Ancora un'apertura paradigmatica: "Pocahontas" (suonata con gli Heartbreakers) di un altro mostro sacro, Neil Young, amara denuncia degli eccidi perpetrati a danno dei nativi americani. La prospettiva si amplia, gli arrangiamenti anche, in sintonia con lo sguardo rivolto ora verso il mondo e le sue ingiustizie, con occhio malinconico e nostalgico. Un atteggiamento profondamente blues, che esplode nella stupefacente T for Texas di Jimmie Rodgers.
3. REDEMPTION SONGS — La sublimazione dell'arte.
Il testamento più bello che potesse lasciarci un artista di tale statura: "I'm just a singer of songs", come recita nella cover di Tim O' Connell, sembra nella sua modestia racchiudere tutta la sua grandezza, come la vita si cela in un minuscolo bocciolo di rosa. La musica si fa ancora più ampia, complice il riscatto che l'artista ottiene attraverso l'atto creativo, suggellata dal duetto con Joe Strummer per "Redemption Song" di Bob Marley. Lo sguardo rivolto al cielo, l'uomo in nero diventa l'ideale e la speranza, la redenzione del singolo attraverso la fede in un'idea.

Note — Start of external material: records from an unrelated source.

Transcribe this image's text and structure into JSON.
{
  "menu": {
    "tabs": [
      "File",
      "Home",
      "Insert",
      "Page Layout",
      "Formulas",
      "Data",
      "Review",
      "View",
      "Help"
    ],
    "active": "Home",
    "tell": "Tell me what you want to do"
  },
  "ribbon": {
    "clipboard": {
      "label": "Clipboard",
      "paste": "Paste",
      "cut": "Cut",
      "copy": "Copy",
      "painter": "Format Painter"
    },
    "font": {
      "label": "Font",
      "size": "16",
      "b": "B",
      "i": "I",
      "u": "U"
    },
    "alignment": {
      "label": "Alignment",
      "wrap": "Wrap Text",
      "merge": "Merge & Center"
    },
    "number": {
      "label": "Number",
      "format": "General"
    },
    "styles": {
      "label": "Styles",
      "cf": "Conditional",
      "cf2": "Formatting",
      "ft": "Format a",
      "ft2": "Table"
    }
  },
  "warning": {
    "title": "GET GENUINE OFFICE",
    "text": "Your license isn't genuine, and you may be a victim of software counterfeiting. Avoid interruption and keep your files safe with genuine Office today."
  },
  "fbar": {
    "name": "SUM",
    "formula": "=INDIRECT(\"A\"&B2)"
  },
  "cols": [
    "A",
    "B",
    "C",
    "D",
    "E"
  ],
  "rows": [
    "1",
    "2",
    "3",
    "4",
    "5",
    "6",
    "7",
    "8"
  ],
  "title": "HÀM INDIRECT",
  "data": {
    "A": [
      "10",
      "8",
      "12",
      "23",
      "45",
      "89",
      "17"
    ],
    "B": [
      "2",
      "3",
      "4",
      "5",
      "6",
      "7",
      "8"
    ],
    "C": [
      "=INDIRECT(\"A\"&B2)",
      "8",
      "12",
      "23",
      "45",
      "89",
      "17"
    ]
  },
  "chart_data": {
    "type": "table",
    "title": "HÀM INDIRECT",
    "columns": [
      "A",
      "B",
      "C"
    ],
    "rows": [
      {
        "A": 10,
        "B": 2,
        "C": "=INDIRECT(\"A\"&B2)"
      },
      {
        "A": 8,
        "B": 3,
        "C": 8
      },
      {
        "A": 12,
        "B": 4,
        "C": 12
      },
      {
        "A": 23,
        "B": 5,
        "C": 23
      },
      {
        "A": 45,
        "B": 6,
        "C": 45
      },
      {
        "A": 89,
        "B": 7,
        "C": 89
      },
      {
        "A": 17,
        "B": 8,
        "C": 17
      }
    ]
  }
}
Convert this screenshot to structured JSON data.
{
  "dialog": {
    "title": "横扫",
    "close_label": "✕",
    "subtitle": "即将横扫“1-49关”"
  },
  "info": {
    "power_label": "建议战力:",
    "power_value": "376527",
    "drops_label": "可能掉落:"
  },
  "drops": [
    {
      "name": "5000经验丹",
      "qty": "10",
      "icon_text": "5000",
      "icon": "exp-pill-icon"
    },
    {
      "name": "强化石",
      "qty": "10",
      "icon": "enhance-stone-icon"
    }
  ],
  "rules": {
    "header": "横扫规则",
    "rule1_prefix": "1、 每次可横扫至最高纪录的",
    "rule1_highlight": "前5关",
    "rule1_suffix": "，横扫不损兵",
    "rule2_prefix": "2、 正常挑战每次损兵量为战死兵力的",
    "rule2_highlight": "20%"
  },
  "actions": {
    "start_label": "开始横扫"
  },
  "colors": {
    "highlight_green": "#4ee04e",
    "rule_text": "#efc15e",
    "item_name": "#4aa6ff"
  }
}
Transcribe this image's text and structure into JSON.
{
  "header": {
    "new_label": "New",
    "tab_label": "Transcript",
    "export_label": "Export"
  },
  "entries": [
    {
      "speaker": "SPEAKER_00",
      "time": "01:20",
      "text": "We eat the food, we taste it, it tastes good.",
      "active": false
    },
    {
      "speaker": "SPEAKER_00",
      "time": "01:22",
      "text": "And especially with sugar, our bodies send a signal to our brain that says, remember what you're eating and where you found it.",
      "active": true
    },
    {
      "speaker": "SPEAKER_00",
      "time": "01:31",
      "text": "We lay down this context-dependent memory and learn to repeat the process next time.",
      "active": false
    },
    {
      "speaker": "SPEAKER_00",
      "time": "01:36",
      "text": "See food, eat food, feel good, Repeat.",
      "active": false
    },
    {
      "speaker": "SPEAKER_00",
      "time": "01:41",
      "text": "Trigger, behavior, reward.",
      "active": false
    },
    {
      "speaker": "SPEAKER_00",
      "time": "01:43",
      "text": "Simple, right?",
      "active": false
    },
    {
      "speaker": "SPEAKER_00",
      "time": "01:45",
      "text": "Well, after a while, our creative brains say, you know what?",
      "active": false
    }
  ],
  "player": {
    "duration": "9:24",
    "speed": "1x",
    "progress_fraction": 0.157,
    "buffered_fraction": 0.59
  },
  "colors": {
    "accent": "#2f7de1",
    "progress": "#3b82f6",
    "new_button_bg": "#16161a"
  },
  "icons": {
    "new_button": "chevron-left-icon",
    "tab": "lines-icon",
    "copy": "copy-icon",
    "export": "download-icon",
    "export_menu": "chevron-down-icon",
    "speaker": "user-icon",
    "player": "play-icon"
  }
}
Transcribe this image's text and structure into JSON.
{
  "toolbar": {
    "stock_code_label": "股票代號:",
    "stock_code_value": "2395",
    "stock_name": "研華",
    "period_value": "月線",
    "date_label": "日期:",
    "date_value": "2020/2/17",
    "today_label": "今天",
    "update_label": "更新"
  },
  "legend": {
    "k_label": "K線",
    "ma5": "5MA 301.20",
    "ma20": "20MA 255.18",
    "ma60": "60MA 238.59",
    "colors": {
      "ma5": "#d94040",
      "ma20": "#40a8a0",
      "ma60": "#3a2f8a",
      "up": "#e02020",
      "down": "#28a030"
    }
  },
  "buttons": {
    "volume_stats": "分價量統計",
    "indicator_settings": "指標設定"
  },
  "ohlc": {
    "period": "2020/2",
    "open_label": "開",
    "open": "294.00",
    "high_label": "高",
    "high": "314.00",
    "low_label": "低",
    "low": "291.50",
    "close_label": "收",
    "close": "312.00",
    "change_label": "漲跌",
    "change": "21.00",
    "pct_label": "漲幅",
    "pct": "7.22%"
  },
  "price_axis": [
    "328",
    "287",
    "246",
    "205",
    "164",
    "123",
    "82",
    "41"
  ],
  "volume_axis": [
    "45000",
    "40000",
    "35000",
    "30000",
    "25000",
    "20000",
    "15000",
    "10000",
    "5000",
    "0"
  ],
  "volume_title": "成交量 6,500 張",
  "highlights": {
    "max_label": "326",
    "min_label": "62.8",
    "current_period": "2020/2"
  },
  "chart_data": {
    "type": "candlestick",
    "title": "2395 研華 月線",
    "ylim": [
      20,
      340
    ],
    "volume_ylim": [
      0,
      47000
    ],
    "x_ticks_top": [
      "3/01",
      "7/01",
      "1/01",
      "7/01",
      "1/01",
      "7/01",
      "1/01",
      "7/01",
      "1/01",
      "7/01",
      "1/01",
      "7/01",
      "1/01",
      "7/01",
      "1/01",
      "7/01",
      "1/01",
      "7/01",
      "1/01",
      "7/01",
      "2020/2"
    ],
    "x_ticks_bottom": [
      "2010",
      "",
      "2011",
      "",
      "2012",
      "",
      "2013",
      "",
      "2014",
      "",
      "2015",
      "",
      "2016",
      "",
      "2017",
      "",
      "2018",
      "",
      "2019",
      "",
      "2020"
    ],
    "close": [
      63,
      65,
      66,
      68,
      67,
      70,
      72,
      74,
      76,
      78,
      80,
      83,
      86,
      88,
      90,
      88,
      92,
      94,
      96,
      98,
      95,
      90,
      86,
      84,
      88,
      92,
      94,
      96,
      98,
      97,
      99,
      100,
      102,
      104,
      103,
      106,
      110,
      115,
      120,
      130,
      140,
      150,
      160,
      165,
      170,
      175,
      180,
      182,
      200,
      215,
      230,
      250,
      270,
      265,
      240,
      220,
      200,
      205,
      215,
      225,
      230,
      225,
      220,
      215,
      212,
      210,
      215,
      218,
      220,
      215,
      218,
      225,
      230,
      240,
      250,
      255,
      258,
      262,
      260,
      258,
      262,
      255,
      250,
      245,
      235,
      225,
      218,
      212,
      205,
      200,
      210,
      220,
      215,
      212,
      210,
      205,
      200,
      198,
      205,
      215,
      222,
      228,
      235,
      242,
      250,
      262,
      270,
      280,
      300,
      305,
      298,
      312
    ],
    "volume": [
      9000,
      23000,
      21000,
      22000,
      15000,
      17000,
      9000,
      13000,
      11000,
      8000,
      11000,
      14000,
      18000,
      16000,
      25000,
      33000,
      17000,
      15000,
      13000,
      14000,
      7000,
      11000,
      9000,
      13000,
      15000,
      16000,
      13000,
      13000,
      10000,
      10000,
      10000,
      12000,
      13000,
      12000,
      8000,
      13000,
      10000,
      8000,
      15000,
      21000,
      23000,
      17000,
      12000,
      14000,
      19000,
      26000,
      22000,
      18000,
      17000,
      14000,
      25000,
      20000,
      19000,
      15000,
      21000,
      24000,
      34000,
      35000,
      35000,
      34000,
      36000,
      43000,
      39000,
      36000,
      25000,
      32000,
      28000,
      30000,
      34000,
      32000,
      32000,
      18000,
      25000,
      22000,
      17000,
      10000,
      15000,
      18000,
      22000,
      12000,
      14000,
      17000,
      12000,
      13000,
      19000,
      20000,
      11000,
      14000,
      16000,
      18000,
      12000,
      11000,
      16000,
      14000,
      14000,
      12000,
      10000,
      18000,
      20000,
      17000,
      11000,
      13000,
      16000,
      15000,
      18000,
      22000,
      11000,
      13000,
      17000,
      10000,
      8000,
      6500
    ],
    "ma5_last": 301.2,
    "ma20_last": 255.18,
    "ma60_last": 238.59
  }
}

4. MY MOTHER'S HYMN BOOK — La meraviglia quotidiana del divino.
Il sogno di una vita finalmente realizzatosi: confezionare un album composto dalle musiche assorbite nell'infanzia contadina, i canti religiosi della madre con cui si accompagnava la quotidianità passata. La musica si stringe nuovamente sull'uomo e il suo strumento, una povertà ora metafora della rinuncia a sé in favore di una forza superiore cui si abbandona la propria esistenza. Il ritorno a casa dopo un lungo viaggio nella sofferenza e nella dannazione, vero l'archetipo immobile che dona pace all'animo provato.
5. BEST OF CASH ON AMERICAN — Lo stupore della partenza.
Nulla di nuovo, solo un piccolo compendio con cui partire verso nuove avventure ultraterrene. Il meglio (pur con qualche lacuna, ma in fondo sarebbe stato chiedere davvero troppo) di dieci anni straordinari iniziati per caso, con Rick Rubin che assistette a un concerto di Cash (stella in declino) e gli propose di collaborare. Le perle si sprecano: "Delia's Gone" (dello stesso Cash) e la sua smargiassa ironia, "Mercy Seat" che trasfigura la tensione di Cave in un potente atto redentorio, una intensissima "One" (U2) che bagna il mondo ripulendolo da ogni sporcizia, la triste chiusura di "Hurt" (Trent Reznor).
La pregevole fattura della confezione conferisce giusta dignità a un'opera insostituibile, sfortunatamente l'ultimo saluto di uno tra i maggiori interpreti delle contraddizioni del mondo d'oggi. Paradossalmente l'originalità scaturisce nel suo caso dall'aderenza alla tradizione, che lui stesso ha contribuito a costruire e che a lui sempre attingerà quale modello leggendario, voce profonda in grado di scalfire la roccia.